As with most things, it all begins with a change of mindset. If you can transform the way you think about work from a distracted, draining obligation into something satisfying, a portal opens towards cultivating the values we see in craftsmanship. A craftsmanship mindset means having a commitment to honing difficult to master skills and then applying at an elite level.

Focus On The Problem (Not The Tools)

We live in a culture where we are quick to embrace the next revolutionary rhetoric that will make us better at work, more productive in meetings, and faster with our task list.

Slack, Google Docs, Trello, WhatsApp, BaseCamp, Box, Zapier… they’re just tools. No different from a blacksmith’s’ hammer or an artist’s brush, used by skilled laborers to do their jobs.
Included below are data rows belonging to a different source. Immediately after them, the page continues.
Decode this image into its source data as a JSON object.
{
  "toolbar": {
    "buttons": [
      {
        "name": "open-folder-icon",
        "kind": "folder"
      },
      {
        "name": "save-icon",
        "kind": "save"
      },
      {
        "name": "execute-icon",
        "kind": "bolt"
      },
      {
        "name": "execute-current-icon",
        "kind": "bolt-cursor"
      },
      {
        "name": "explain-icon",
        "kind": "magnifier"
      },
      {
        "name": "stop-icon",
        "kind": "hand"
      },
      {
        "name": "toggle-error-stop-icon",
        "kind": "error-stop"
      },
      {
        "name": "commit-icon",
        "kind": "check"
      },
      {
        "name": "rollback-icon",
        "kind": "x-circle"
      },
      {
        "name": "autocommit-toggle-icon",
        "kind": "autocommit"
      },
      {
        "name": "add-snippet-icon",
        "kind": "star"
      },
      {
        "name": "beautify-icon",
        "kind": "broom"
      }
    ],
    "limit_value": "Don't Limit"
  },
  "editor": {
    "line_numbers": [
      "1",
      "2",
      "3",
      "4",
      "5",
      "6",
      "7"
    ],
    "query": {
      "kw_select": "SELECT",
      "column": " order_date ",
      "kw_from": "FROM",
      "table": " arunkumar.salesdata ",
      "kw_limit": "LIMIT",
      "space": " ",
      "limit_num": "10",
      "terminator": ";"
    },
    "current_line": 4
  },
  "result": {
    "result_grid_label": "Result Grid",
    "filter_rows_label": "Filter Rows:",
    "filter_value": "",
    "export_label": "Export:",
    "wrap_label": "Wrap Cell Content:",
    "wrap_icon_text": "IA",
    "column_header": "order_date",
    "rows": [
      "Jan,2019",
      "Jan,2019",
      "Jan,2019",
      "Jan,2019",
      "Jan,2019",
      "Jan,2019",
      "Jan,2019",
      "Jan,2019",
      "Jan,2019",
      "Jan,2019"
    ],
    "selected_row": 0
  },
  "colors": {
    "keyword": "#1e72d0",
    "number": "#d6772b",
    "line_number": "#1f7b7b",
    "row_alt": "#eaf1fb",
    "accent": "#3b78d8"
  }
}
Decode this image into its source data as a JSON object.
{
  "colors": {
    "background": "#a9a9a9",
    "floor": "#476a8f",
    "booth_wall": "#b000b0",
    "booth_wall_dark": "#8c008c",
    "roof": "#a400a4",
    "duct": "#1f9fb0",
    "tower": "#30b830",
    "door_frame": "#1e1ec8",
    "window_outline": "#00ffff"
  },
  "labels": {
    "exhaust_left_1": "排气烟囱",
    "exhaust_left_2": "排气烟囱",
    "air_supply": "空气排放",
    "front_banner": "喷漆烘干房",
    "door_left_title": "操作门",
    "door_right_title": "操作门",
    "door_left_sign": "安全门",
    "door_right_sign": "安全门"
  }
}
Instead follow the mantra popularized by Waze founder Uri Levine where you fall in love with the problem, not the solution. That is, dedicate enough time to be able to clearly and specifically articulate the problem you’re trying to solve (rather than the ingenious solution you are developing.) This process also allows you, your team, and your organization to consider multiple solutions and ideas without the emotional commitment you might have made to one creative solution.

Deliberate Practice

This is what Cal Newport calls embracing the “craftsman mindset,” where you deliberately focus on how you can find satisfaction in the development of your skill and how you can leverage that skill to further the next steps in your working life. For centuries, this is what it has meant to be a real amateur — a person pursuing an activity for sheer pleasure, not solely pursuing a goal for the sake of their profession. This type of focused deliberate work ethic is key in building innovative and valuable future work careers.

We live today under the false premise that only those who are bold enough to follow their passion can derive some meaning from their work, while the rest of us languish in mundane tasks. This flawed thinking puts a lot of emphasis on job description. If only a small pool of jobs can be a source of satisfaction, then all others are soulless and bland.

A lot of what the future of work stands for can be found in the history books. All the noise and kerfuffle around new communication tools, and productivity hacks seems to lead back to a long known connection between depth and meaning.